Saturday's vote in Texas came a day before the season finale, the MLS Cup between the New England Revolution and Houston Dynamo.
Some teams want to have star players - others will choose a different route
MLS deputy commissioner
The salary-cap change follows Friday's decision to allow teams to sign players out of their own youth development systems without subjecting them to the draft.
The move to loosen the league's purse strings comes after recent press speculation that the Los Angeles Galaxy and New York Red Bulls are considering making an offer for David Beckham.
The former England captain is currently at Real Madrid but he is no longer a regular in the first team and is believed to be considering his future in Spain.

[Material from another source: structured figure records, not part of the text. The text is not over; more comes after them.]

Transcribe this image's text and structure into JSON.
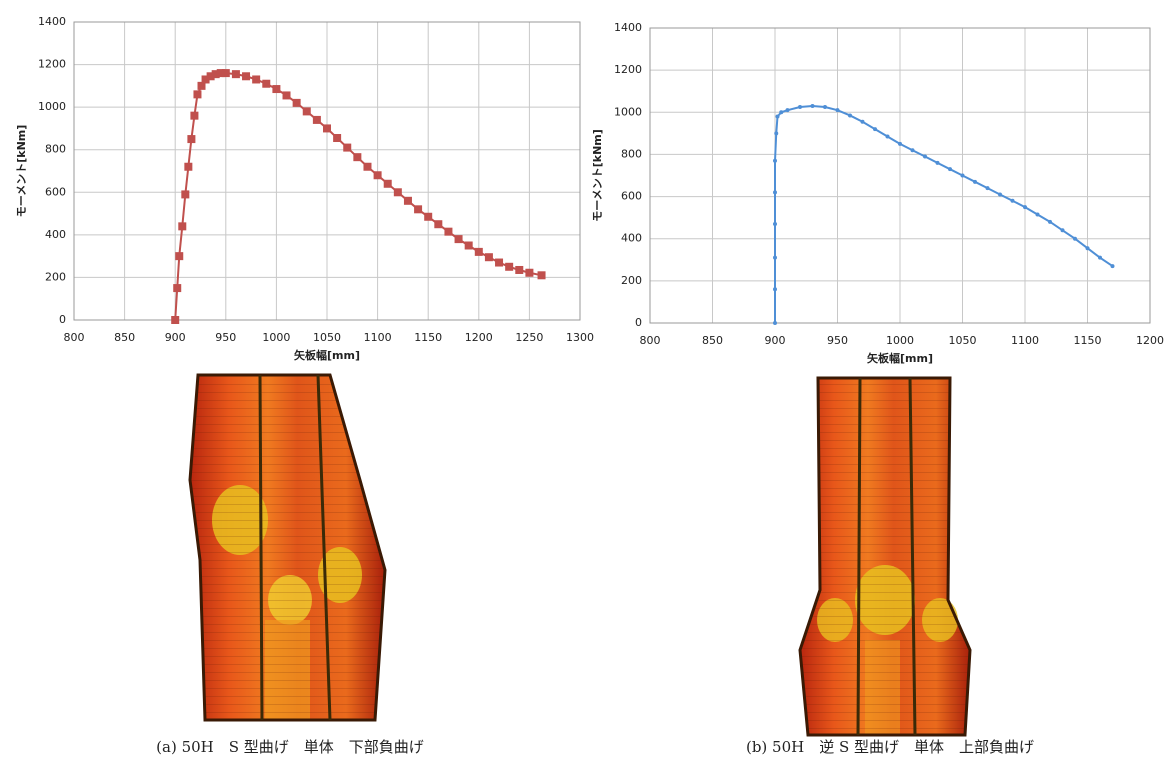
{
  "chart_data": [
    {
      "type": "line",
      "x_label": "矢板幅[mm]",
      "y_label": "モーメント[kNm]",
      "x": [
        900,
        902,
        904,
        907,
        910,
        913,
        916,
        919,
        922,
        926,
        930,
        935,
        940,
        945,
        950,
        960,
        970,
        980,
        990,
        1000,
        1010,
        1020,
        1030,
        1040,
        1050,
        1060,
        1070,
        1080,
        1090,
        1100,
        1110,
        1120,
        1130,
        1140,
        1150,
        1160,
        1170,
        1180,
        1190,
        1200,
        1210,
        1220,
        1230,
        1240,
        1250,
        1262
      ],
      "series": [
        {
          "color": "#c0504d",
          "marker": "square",
          "values": [
            0,
            150,
            300,
            440,
            590,
            720,
            850,
            960,
            1060,
            1100,
            1130,
            1145,
            1155,
            1160,
            1160,
            1155,
            1145,
            1130,
            1110,
            1085,
            1055,
            1020,
            980,
            940,
            900,
            855,
            810,
            765,
            720,
            680,
            640,
            600,
            560,
            520,
            485,
            450,
            415,
            380,
            350,
            320,
            295,
            270,
            250,
            235,
            222,
            210
          ]
        }
      ],
      "xlim": [
        800,
        1300
      ],
      "xticks": [
        800,
        850,
        900,
        950,
        1000,
        1050,
        1100,
        1150,
        1200,
        1250,
        1300
      ],
      "ylim": [
        0,
        1400
      ],
      "yticks": [
        0,
        200,
        400,
        600,
        800,
        1000,
        1200,
        1400
      ],
      "grid": true,
      "caption": "(a) 50H　S 型曲げ　単体　下部負曲げ"
    },
    {
      "type": "line",
      "x_label": "矢板幅[mm]",
      "y_label": "モーメント[kNm]",
      "x": [
        900,
        900,
        900,
        900,
        900,
        900,
        901,
        902,
        905,
        910,
        920,
        930,
        940,
        950,
        960,
        970,
        980,
        990,
        1000,
        1010,
        1020,
        1030,
        1040,
        1050,
        1060,
        1070,
        1080,
        1090,
        1100,
        1110,
        1120,
        1130,
        1140,
        1150,
        1160,
        1170
      ],
      "series": [
        {
          "color": "#4f8fd6",
          "marker": "circle",
          "values": [
            0,
            160,
            310,
            470,
            620,
            770,
            900,
            980,
            1000,
            1010,
            1025,
            1030,
            1025,
            1010,
            985,
            955,
            920,
            885,
            850,
            820,
            790,
            760,
            730,
            700,
            670,
            640,
            610,
            580,
            550,
            515,
            480,
            440,
            400,
            355,
            310,
            270
          ]
        }
      ],
      "xlim": [
        800,
        1200
      ],
      "xticks": [
        800,
        850,
        900,
        950,
        1000,
        1050,
        1100,
        1150,
        1200
      ],
      "ylim": [
        0,
        1400
      ],
      "yticks": [
        0,
        200,
        400,
        600,
        800,
        1000,
        1200,
        1400
      ],
      "grid": true,
      "caption": "(b) 50H　逆 S 型曲げ　単体　上部負曲げ"
    }
  ]
}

Galaxy president Alexi Lalas told this website last week that the team would be interested in the former Manchester United star if he was available.
Beckham himself has already said that he would like to end his career in the US and the US branch of his football academy for youngsters is based at the Galaxy's stadium in Carson, near Los Angeles.
"The purpose of this is to give teams the flexibility to construct the rosters the way they want," MLS deputy commissioner Ivan Gazidis said.
Pele led an earlier wave of international talent to the US
"Some teams want to have star players. Others will choose a different route."
Several players, such as the Galaxy's Landon Donovan and the Kansas City Wizards' Eddie Johnson, already exceed the current $400,000 limit for a single player, and will be "grandfathered" for one year under the new rule.
But in 2008 they also will come under the designated player rule. The new system will be reviewed in 2009.
The designated players still will sign central contracts with the MLS but the responsibility to attract the player will be the team's.
As well as Beckham, Ronaldo and Luis Figo have also been mentioned as potential targets for MLS clubs.
The relaxation of the MLS' wage controls marks a big step for a league that has prided itself on its ability to live within its means.
Attracting foreign stars to play in the US was a tactic tried by the MLS' forerunner, the North American Soccer League, during the 1970s.
Players such as Franz Beckenbauer, George Best, Eusebio and Pele arrived with varying degrees of success, for them or the sport's status in America.
But many within the US game now consider the MLS to be healthy and well-established enough to invest in marquee players that will help the sport's profile.